- The Washington Times - Wednesday, March 24, 2010

KISSIMMEE, Fla. | With all the attention being paid to the Republican Senate primary between former state House Speaker Marco Rubio and Gov. Charlie Crist, it may be easy to forget that there’s another major candidate seeking the seat - Democratic Rep. Kendrick B. Meek.

The Rubio-Crist race is one of the most closely watched in the country as Mr. Rubio has come from far behind quickly to pass Mr. Crist in the polls. Either can attract mobs of reporters, and they are often on national television.

Meanwhile, Mr. Meek, who has been campaigning for more than a year, is still unknown to about seven out of 10 Floridians. At recent stops in central Florida, he attracted crowds of about 30 people. No local media showed up. Yet Mr. Meek says that’s fine with him. He doesn’t mind letting the Republicans get all the attention as long as they keep criticizing each other.

“We’re going to get our attention at the right time,” Mr. Meek said after meeting with a group of Hispanic supporters outside a Dominican restaurant. “I don’t see it as wasted ink as it relates to newspapers when the coverage is the dirty and nasty Republican primary. To the average voter that’s out there trying to make ends meet, they’re turned off by that.”

Mr. Meek, 43, has a primary of his own - former Miami Mayor Maurice Ferre is also running - but he is considered the clear front-runner. That may allow him to save much of his money for the general election and be in a position to define himself after Mr. Crist and Mr. Rubio finish focusing on each other.

“Whatever comes out of the Republican primary, if it’s the governor or the former speaker, that candidate would have not only made statements, but taken positions that [have] very little to do with the future of Florida, but has a lot to do with ideology,” Mr. Meek told supporters last weekend.

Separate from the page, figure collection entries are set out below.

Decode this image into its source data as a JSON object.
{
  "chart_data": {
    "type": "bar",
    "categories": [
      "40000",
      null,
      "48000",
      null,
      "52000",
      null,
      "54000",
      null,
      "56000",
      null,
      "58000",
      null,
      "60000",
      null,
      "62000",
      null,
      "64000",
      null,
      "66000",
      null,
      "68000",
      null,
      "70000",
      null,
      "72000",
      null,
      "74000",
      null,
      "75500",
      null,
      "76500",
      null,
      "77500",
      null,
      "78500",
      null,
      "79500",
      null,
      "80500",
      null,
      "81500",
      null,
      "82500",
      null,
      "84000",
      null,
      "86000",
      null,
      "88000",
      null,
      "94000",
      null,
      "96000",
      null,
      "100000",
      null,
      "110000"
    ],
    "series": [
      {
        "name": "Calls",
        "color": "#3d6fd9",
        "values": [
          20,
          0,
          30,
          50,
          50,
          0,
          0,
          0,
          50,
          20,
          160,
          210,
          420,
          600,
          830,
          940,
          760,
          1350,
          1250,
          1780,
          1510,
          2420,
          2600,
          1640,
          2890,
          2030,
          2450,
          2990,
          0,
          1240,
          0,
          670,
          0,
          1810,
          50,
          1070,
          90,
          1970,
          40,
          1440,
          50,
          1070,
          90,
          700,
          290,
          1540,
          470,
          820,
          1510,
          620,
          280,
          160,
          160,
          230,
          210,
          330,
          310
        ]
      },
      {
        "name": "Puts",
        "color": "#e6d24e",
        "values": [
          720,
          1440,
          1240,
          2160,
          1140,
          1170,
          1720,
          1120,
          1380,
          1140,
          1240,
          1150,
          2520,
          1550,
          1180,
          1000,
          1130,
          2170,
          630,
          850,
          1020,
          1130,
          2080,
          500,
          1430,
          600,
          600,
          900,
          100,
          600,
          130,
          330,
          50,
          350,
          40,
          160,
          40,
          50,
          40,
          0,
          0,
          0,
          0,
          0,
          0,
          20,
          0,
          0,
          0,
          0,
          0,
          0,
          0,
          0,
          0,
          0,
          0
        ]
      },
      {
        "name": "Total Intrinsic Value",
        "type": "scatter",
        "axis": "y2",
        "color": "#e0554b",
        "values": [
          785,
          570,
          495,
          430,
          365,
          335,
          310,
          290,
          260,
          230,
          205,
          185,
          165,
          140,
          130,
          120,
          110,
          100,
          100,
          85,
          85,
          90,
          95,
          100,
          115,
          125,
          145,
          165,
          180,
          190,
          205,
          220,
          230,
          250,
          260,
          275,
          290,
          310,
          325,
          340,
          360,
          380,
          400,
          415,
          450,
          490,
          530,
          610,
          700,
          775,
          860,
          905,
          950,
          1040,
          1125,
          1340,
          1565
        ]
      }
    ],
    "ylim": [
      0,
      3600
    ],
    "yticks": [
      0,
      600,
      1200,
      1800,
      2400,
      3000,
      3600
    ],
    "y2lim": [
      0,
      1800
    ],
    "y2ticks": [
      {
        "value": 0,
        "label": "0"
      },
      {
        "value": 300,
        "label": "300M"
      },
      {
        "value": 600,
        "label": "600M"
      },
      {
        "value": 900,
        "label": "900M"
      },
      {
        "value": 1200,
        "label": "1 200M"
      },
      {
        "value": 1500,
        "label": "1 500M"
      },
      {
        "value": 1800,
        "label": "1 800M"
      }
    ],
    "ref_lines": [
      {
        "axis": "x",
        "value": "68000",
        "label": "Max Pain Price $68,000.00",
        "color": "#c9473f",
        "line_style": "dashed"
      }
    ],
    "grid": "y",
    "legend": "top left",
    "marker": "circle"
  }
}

Mr. Meek is quietly building up grass-roots support and focusing on fundraising. He is trying to become the first person in Florida to qualify for the Senate ballot by petition, hoping to gather more than 112,000 names, along with contact information for possible donations and volunteers. He has until March 29 to file the petitions; otherwise, he can write a check for about $10,000 to get on the ballot.

Mr. Meek, a former Florida Highway Patrol trooper, served in the state Senate from 1998-2002, when he was elected to the Miami congressional seat previously held by his mother, Carrie Meek. He also led the effort to change the state constitution to limit school-class sizes.

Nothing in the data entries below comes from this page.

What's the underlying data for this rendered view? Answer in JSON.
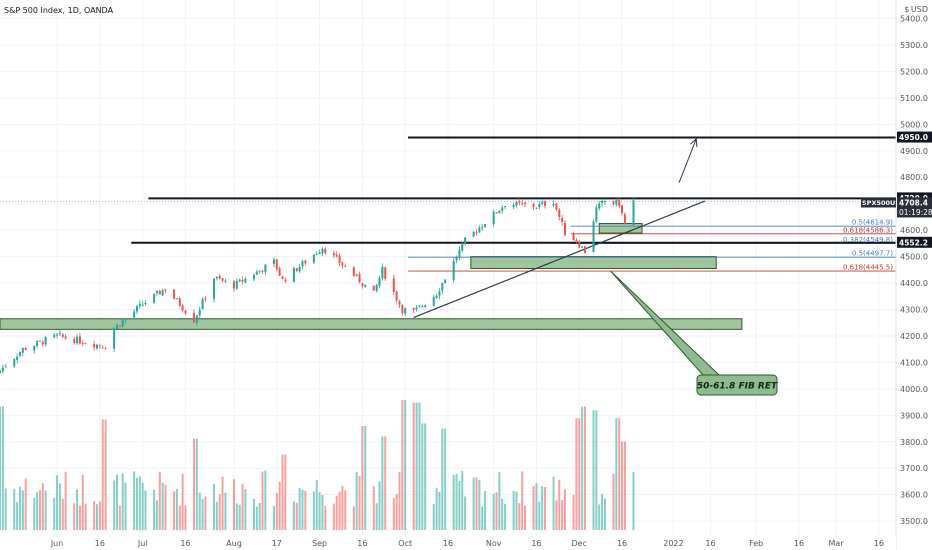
{
  "header": {
    "title": "S&P 500 Index, 1D, OANDA",
    "currency": "$ USD"
  },
  "colors": {
    "up": "#26a69a",
    "down": "#ef5350",
    "zone_fill": "#8fbc8f",
    "zone_border": "#2d5a2d",
    "level": "#131722",
    "fib_blue": "#3d7fbf",
    "fib_red": "#c0392b"
  },
  "labels": {
    "symbol_tag": "SPX500USD",
    "last_price": "4708.4",
    "countdown": "01:19:28",
    "level_top": "4950.0",
    "level_res": "4720.0",
    "level_sup": "4552.2",
    "callout": "50-61.8 FIB RET"
  },
  "chart_data": {
    "type": "candlestick",
    "title": "S&P 500 Index, 1D, OANDA",
    "y_axis": {
      "ticks": [
        3500,
        3600,
        3700,
        3800,
        3900,
        4000,
        4100,
        4200,
        4300,
        4400,
        4500,
        4600,
        4700,
        4800,
        4900,
        5000,
        5100,
        5200,
        5300,
        5400
      ],
      "tick_labels": [
        "3500.0",
        "3600.0",
        "3700.0",
        "3800.0",
        "3900.0",
        "4000.0",
        "4100.0",
        "4200.0",
        "4300.0",
        "4400.0",
        "4500.0",
        "4600.0",
        "4700.0",
        "4800.0",
        "4900.0",
        "5000.0",
        "5100.0",
        "5200.0",
        "5300.0",
        "5400.0"
      ],
      "range": [
        3440,
        5470
      ],
      "position": "right"
    },
    "x_axis": {
      "tick_labels": [
        "Jun",
        "16",
        "Jul",
        "16",
        "Aug",
        "17",
        "Sep",
        "16",
        "Oct",
        "16",
        "Nov",
        "16",
        "Dec",
        "16",
        "2022",
        "16",
        "Feb",
        "16",
        "Mar",
        "16"
      ],
      "ticks_as_dates": [
        "2021-06-01",
        "2021-06-16",
        "2021-07-01",
        "2021-07-16",
        "2021-08-02",
        "2021-08-17",
        "2021-09-01",
        "2021-09-16",
        "2021-10-01",
        "2021-10-16",
        "2021-11-01",
        "2021-11-16",
        "2021-12-01",
        "2021-12-16",
        "2022-01-03",
        "2022-01-16",
        "2022-02-01",
        "2022-02-16",
        "2022-03-01",
        "2022-03-16"
      ],
      "range": [
        "2021-05-12",
        "2022-03-22"
      ]
    },
    "price_anchors": [
      {
        "date": "2021-05-12",
        "price": 4070
      },
      {
        "date": "2021-05-20",
        "price": 4150
      },
      {
        "date": "2021-06-01",
        "price": 4200
      },
      {
        "date": "2021-06-18",
        "price": 4160
      },
      {
        "date": "2021-06-21",
        "price": 4230
      },
      {
        "date": "2021-07-01",
        "price": 4320
      },
      {
        "date": "2021-07-09",
        "price": 4380
      },
      {
        "date": "2021-07-19",
        "price": 4260
      },
      {
        "date": "2021-07-26",
        "price": 4420
      },
      {
        "date": "2021-08-02",
        "price": 4390
      },
      {
        "date": "2021-08-16",
        "price": 4480
      },
      {
        "date": "2021-08-19",
        "price": 4410
      },
      {
        "date": "2021-09-02",
        "price": 4535
      },
      {
        "date": "2021-09-10",
        "price": 4460
      },
      {
        "date": "2021-09-20",
        "price": 4360
      },
      {
        "date": "2021-09-23",
        "price": 4450
      },
      {
        "date": "2021-09-30",
        "price": 4300
      },
      {
        "date": "2021-10-04",
        "price": 4290
      },
      {
        "date": "2021-10-12",
        "price": 4360
      },
      {
        "date": "2021-10-22",
        "price": 4560
      },
      {
        "date": "2021-11-05",
        "price": 4700
      },
      {
        "date": "2021-11-16",
        "price": 4690
      },
      {
        "date": "2021-11-22",
        "price": 4710
      },
      {
        "date": "2021-11-26",
        "price": 4590
      },
      {
        "date": "2021-11-30",
        "price": 4560
      },
      {
        "date": "2021-12-03",
        "price": 4520
      },
      {
        "date": "2021-12-07",
        "price": 4680
      },
      {
        "date": "2021-12-10",
        "price": 4710
      },
      {
        "date": "2021-12-15",
        "price": 4700
      },
      {
        "date": "2021-12-17",
        "price": 4620
      },
      {
        "date": "2021-12-20",
        "price": 4708.4
      }
    ],
    "last_price": 4708.4,
    "levels": [
      {
        "value": 4950.0,
        "label": "4950.0",
        "from": "2021-10-02"
      },
      {
        "value": 4720.0,
        "label": "4720.0",
        "from": "2021-07-03"
      },
      {
        "value": 4552.2,
        "label": "4552.2",
        "from": "2021-06-27"
      }
    ],
    "zones": [
      {
        "from": "2021-05-12",
        "to": "2022-01-27",
        "low": 4225,
        "high": 4265
      },
      {
        "from": "2021-10-24",
        "to": "2022-01-18",
        "low": 4455,
        "high": 4500
      },
      {
        "from": "2021-12-08",
        "to": "2021-12-23",
        "low": 4589,
        "high": 4625
      }
    ],
    "fib_retracements": [
      {
        "label": "0.5(4614.9)",
        "value": 4614.9,
        "color": "blue",
        "from": "2021-11-28"
      },
      {
        "label": "0.618(4586.3)",
        "value": 4586.3,
        "color": "red",
        "from": "2021-11-28"
      },
      {
        "label": "0.382(4549.8)",
        "value": 4549.8,
        "color": "blue",
        "from": "2021-11-28"
      },
      {
        "label": "0.5(4497.7)",
        "value": 4497.7,
        "color": "blue",
        "from": "2021-10-02"
      },
      {
        "label": "0.618(4445.5)",
        "value": 4445.5,
        "color": "red",
        "from": "2021-10-02"
      }
    ],
    "trendline": {
      "from": {
        "date": "2021-10-04",
        "price": 4270
      },
      "to": {
        "date": "2022-01-14",
        "price": 4710
      }
    },
    "projection_arrow": {
      "from": {
        "date": "2022-01-05",
        "price": 4780
      },
      "to": {
        "date": "2022-01-11",
        "price": 4945
      }
    },
    "annotation": {
      "text": "50-61.8 FIB RET",
      "points_to": {
        "date": "2021-12-12",
        "price": 4445
      }
    },
    "volume": {
      "axis": "none",
      "tall_bars": [
        {
          "date": "2021-05-12",
          "rel": 0.95
        },
        {
          "date": "2021-06-18",
          "rel": 0.85
        },
        {
          "date": "2021-07-19",
          "rel": 0.7
        },
        {
          "date": "2021-08-20",
          "rel": 0.58
        },
        {
          "date": "2021-09-17",
          "rel": 0.8
        },
        {
          "date": "2021-09-24",
          "rel": 0.72
        },
        {
          "date": "2021-10-01",
          "rel": 1.0
        },
        {
          "date": "2021-10-05",
          "rel": 0.98
        },
        {
          "date": "2021-10-08",
          "rel": 0.82
        },
        {
          "date": "2021-10-15",
          "rel": 0.78
        },
        {
          "date": "2021-12-01",
          "rel": 0.86
        },
        {
          "date": "2021-12-03",
          "rel": 0.95
        },
        {
          "date": "2021-12-06",
          "rel": 0.92
        },
        {
          "date": "2021-12-15",
          "rel": 0.86
        },
        {
          "date": "2021-12-17",
          "rel": 0.68
        }
      ]
    }
  }
}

In Congress, he served on the Armed Services Committee in his first three terms. He hopes his law-enforcement background and military expertise win over votes north of Interstate 4.

“Some people are shocked when they hear I was a state trooper. Some people are shocked that I was on the Armed Services Committee,” said Mr. Meek, adding that voters shouldn’t think he’s too liberal just because he’s from South Florida. “As people learn more about me, they say, ‘Oh, OK.’ ”

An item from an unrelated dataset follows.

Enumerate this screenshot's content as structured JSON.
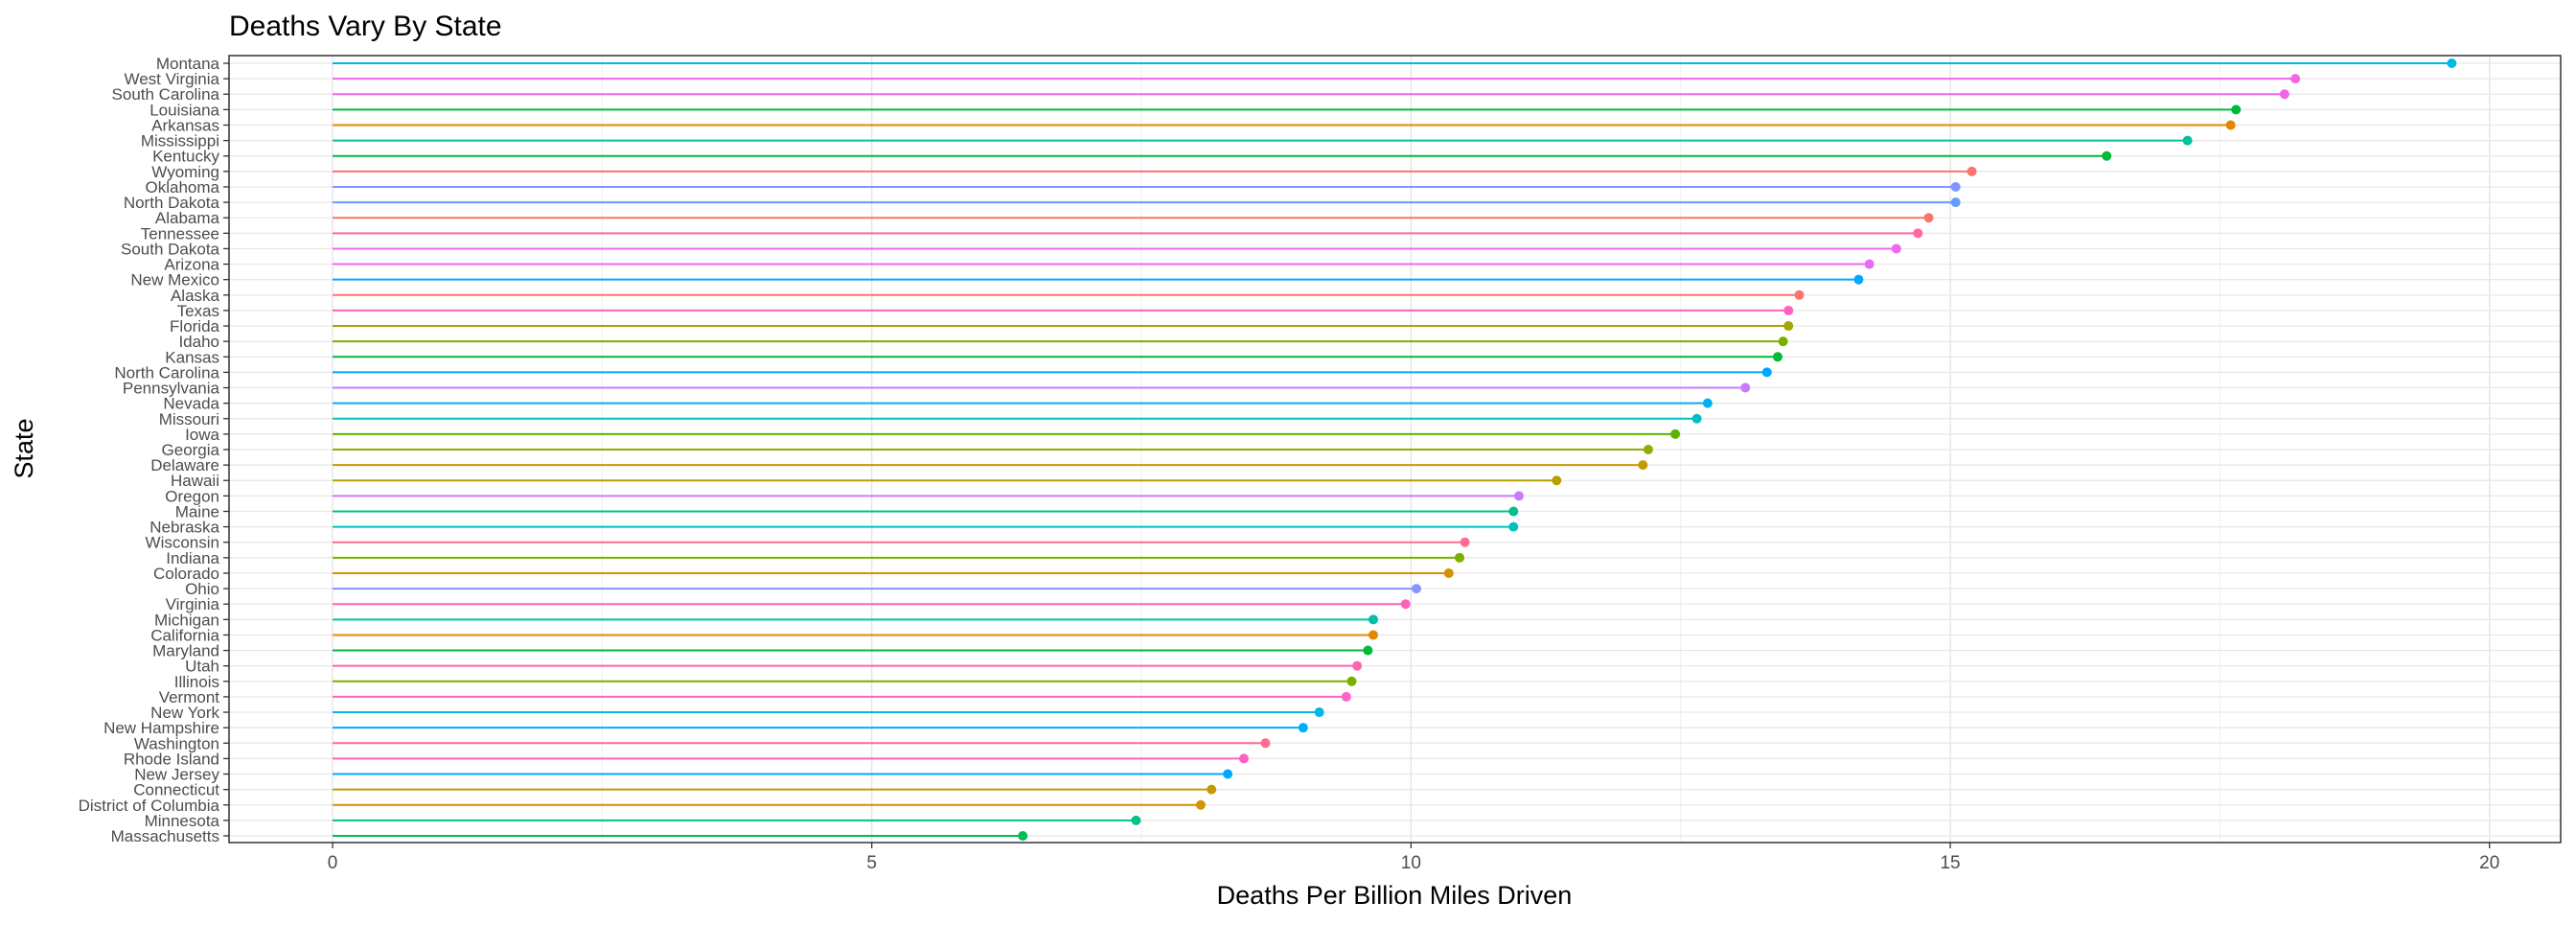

In the meantime, the Crist-Rubio race just keeps getting nastier. David Beattie, a Democratic strategist based in Fernandina Beach, noted that Mr. Crist is doing whatever he can to make Mr. Rubio look like a crooked politician by pointing out personal charges on a party credit card and questioning how he spent money donated to a political committee and more.

And Mr. Rubio is constantly attacking Mr. Crist.

“Rubio is going to continue the tactic that Crist is a bad governor, he’s a sellout, and he’ll say anything to get elected,” Mr. Beattie said. “These are personal attacks who will leave whoever emerges pretty bruised.” The primary is Aug. 24.

Mr. Rubio recognizes that a brutal primary can hurt the Republican nominee and has said he wants the campaign to be about issues and policy and not personal attacks.

Mr. Crist did not respond to requests for comment for this article made through his campaign.